In 1939 he taught as a research lecturer at Christ Church, Oxford. During this period, he read the French poet Arthur Rimbaud and the Sufi poet of Iran, Rumi, and studied the Hindu Upanishads. Zaehner came then to adopt a personal brand of "nature mysticism." Yet his spiritual progression led him a few years later to convert to Christianity, becoming a Roman Catholic while stationed in Iran.

During World War II starting in 1943, he served as a British intelligence officer at their Embassy in Tehran. Often he was stationed in the field among the mountain tribes of northern Iran. After the war, he also performed a more diplomatic role at the Tehran embassy. Decades later, another British intelligence officer, Peter Wright, described his activities:

"I studied Zaehner's Personal File. He was responsible for MI6 counterintelligence in Persia during the war. It was difficult and dangerous work. The railway lines into Russia, carrying vital military supplies, were key targets for German sabotage. Zaehner was perfectly equipped for the job, speaking the local dialects fluently, and much of his time was spent undercover, operating in the murky and cutthroat world of counter-sabotage. 

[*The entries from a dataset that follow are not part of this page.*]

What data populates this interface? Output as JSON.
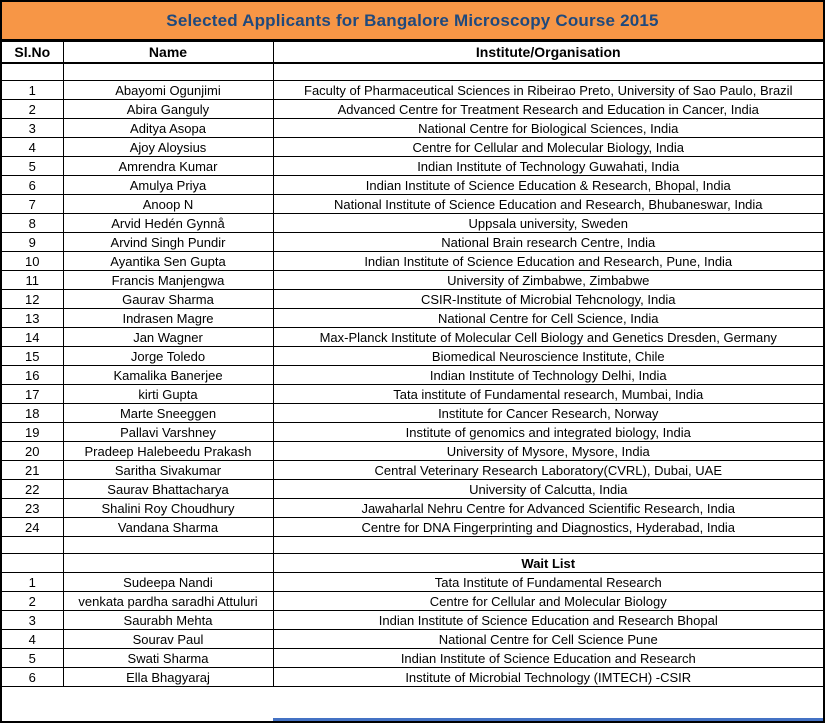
{
  "sheet": {
    "title": "Selected Applicants for Bangalore Microscopy Course 2015",
    "columns": {
      "slno": "Sl.No",
      "name": "Name",
      "institute": "Institute/Organisation"
    },
    "waitlist_label": "Wait List"
  },
  "selected_applicants": [
    {
      "slno": "1",
      "name": "Abayomi Ogunjimi",
      "institute": "Faculty of Pharmaceutical Sciences in Ribeirao Preto, University of Sao Paulo, Brazil"
    },
    {
      "slno": "2",
      "name": "Abira Ganguly",
      "institute": "Advanced Centre for Treatment Research and Education in Cancer, India"
    },
    {
      "slno": "3",
      "name": "Aditya Asopa",
      "institute": "National Centre for Biological Sciences, India"
    },
    {
      "slno": "4",
      "name": "Ajoy Aloysius",
      "institute": "Centre for Cellular and Molecular Biology, India"
    },
    {
      "slno": "5",
      "name": "Amrendra Kumar",
      "institute": "Indian Institute of Technology Guwahati, India"
    },
    {
      "slno": "6",
      "name": "Amulya Priya",
      "institute": "Indian Institute of Science Education & Research, Bhopal, India"
    },
    {
      "slno": "7",
      "name": "Anoop N",
      "institute": "National Institute of Science Education and Research, Bhubaneswar, India"
    },
    {
      "slno": "8",
      "name": "Arvid Hedén Gynnå",
      "institute": "Uppsala university, Sweden"
    },
    {
      "slno": "9",
      "name": "Arvind Singh Pundir",
      "institute": "National Brain research Centre, India"
    },
    {
      "slno": "10",
      "name": "Ayantika Sen Gupta",
      "institute": "Indian Institute of Science Education and Research, Pune, India"
    },
    {
      "slno": "11",
      "name": "Francis Manjengwa",
      "institute": "University of Zimbabwe, Zimbabwe"
    },
    {
      "slno": "12",
      "name": "Gaurav Sharma",
      "institute": "CSIR-Institute of Microbial Tehcnology, India"
    },
    {
      "slno": "13",
      "name": "Indrasen Magre",
      "institute": "National Centre for Cell Science, India"
    },
    {
      "slno": "14",
      "name": "Jan Wagner",
      "institute": "Max-Planck Institute of Molecular Cell Biology and Genetics Dresden, Germany"
    },
    {
      "slno": "15",
      "name": "Jorge Toledo",
      "institute": "Biomedical Neuroscience Institute, Chile"
    },
    {
      "slno": "16",
      "name": "Kamalika Banerjee",
      "institute": "Indian Institute of Technology Delhi, India"
    },
    {
      "slno": "17",
      "name": "kirti Gupta",
      "institute": "Tata institute of Fundamental research, Mumbai, India"
    },
    {
      "slno": "18",
      "name": "Marte Sneeggen",
      "institute": "Institute for Cancer Research, Norway"
    },
    {
      "slno": "19",
      "name": "Pallavi Varshney",
      "institute": "Institute of genomics and integrated biology, India"
    },
    {
      "slno": "20",
      "name": "Pradeep Halebeedu Prakash",
      "institute": "University of Mysore, Mysore, India"
    },
    {
      "slno": "21",
      "name": "Saritha Sivakumar",
      "institute": "Central Veterinary Research Laboratory(CVRL), Dubai, UAE"
    },
    {
      "slno": "22",
      "name": "Saurav Bhattacharya",
      "institute": "University of Calcutta, India"
    },
    {
      "slno": "23",
      "name": "Shalini Roy Choudhury",
      "institute": "Jawaharlal Nehru Centre for Advanced Scientific Research, India"
    },
    {
      "slno": "24",
      "name": "Vandana Sharma",
      "institute": "Centre for DNA Fingerprinting and Diagnostics, Hyderabad, India"
    }
  ],
  "wait_list": [
    {
      "slno": "1",
      "name": "Sudeepa Nandi",
      "institute": "Tata Institute of Fundamental Research"
    },
    {
      "slno": "2",
      "name": "venkata pardha saradhi Attuluri",
      "institute": "Centre for Cellular and Molecular Biology"
    },
    {
      "slno": "3",
      "name": "Saurabh Mehta",
      "institute": "Indian Institute of Science Education and Research Bhopal"
    },
    {
      "slno": "4",
      "name": "Sourav Paul",
      "institute": "National Centre for Cell Science Pune"
    },
    {
      "slno": "5",
      "name": "Swati Sharma",
      "institute": "Indian Institute of Science Education and Research"
    },
    {
      "slno": "6",
      "name": "Ella Bhagyaraj",
      "institute": "Institute of Microbial Technology (IMTECH) -CSIR"
    }
  ],
  "colors": {
    "title_bg": "#F79646",
    "title_text": "#1F497D",
    "border": "#000000",
    "bottom_strip": "#4472C4"
  }
}
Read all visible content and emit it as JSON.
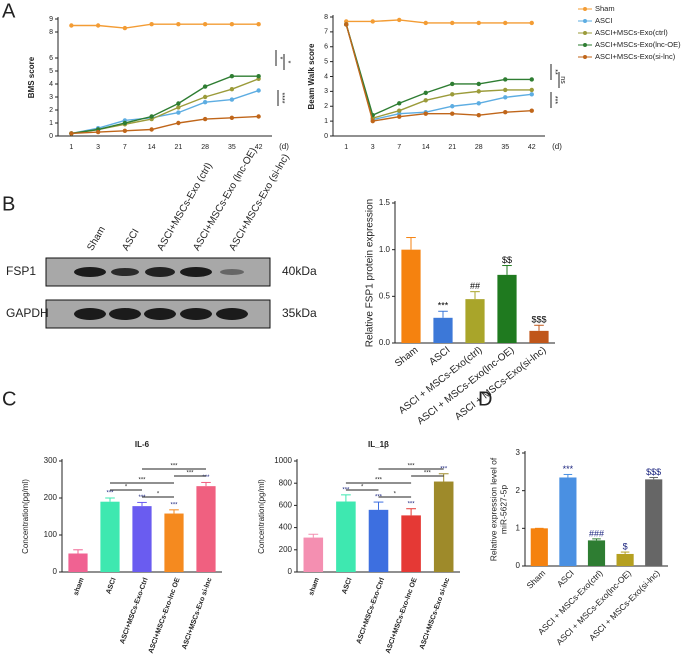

By the end of the war, his task was even more fraught. The Russians themselves were trying to gain control of the railway, and Zaehner had to work behind Russian lines, continuously at risk of betrayal and murder by pro-German or pro-Russian... ." Zaehner continued in Iran until 1947 as a press attaché in the British Embassy and an MI6 officer. He then resumed his academic career at Oxford, researching Zoroastrianism. 

In 1949, however, he was relocated to Malta, where he trained anti-Communist Albanians. By 1950 he had secured an Oxford appointment as a lecturer in Persian literature. Again in 1951–1952, he returned to Iran for government service. Prof. Nancy Lambton, who had run British propaganda in Iran during the war, recommended him for the Embassy position. Journalist Christopher de Bellaigue describes Robin Zaehner as "a born networker who knew everyone who mattered in Tehran" with a taste for gin and opium.